Lawrence regarda venir à lui, avec une stupéfaction non dissimulée, cet homme dont l’apparition soudaine chez Diane avait tant intrigué tous les invités.

– Dieu! ce qu’il est laid! fit Pold tout bas à Lily.

Lily dit:

– Moi, il me fait peur!

Adrienne constatait avec étonnement que son mari paraissait déjà connaître l’étrange individu qui le saluait en ce moment.

– Sir Arnoldson, je crois? demanda Lawrence.

– Lui-même, monsieur, lui-même, qui vous remercie de vouloir bien l’accueillir à votre table et qui vous serait reconnaissant de le présenter à votre charmante famille.

Et Arnoldson s’inclina de nouveau.

Se tournant vers Adrienne, Lawrence dit:

– J’ai eu l’occasion de rencontrer monsieur, dans la société, de Paris. Comme il nous a été présenté, à mes amis et à moi d’une façon un peu… collective, j’ai retenu son nom, mais je doute qu’il m’ait remarqué.

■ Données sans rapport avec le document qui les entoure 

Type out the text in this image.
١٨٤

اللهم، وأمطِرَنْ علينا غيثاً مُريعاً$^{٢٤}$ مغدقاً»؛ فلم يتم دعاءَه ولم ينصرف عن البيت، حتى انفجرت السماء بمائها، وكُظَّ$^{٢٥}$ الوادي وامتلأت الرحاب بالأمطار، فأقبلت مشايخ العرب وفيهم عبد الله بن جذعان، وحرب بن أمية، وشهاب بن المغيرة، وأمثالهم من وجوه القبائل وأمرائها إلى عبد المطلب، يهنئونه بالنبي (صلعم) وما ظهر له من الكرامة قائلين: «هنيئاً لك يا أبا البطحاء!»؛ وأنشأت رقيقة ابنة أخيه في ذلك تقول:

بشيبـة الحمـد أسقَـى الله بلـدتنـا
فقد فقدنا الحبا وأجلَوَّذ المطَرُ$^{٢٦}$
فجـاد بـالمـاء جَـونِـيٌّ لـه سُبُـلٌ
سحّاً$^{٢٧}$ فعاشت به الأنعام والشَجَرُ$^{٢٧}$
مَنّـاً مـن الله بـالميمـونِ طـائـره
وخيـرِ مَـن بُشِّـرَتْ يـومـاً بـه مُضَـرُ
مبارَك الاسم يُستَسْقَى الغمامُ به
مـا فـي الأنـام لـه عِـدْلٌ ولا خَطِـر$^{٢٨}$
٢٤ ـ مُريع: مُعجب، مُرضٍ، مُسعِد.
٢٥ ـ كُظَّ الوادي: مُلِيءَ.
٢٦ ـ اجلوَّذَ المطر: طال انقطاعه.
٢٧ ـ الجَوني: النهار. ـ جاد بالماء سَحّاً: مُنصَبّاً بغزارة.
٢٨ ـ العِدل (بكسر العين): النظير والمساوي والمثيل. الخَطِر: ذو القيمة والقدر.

Pendant qu’il parlait, l’Homme de la nuit ne regarda pas Adrienne. Il dit:

– Pardon, monsieur Lawrence, pardon. Je vous ai remarqué et avant cette présentation, je connaissais déjà votre nom.

– Et comment cela, monsieur?

– Je ne pouvais vraisemblablement pas ignorer le nom de mon voisin de campagne.

– Votre voisin de campagne?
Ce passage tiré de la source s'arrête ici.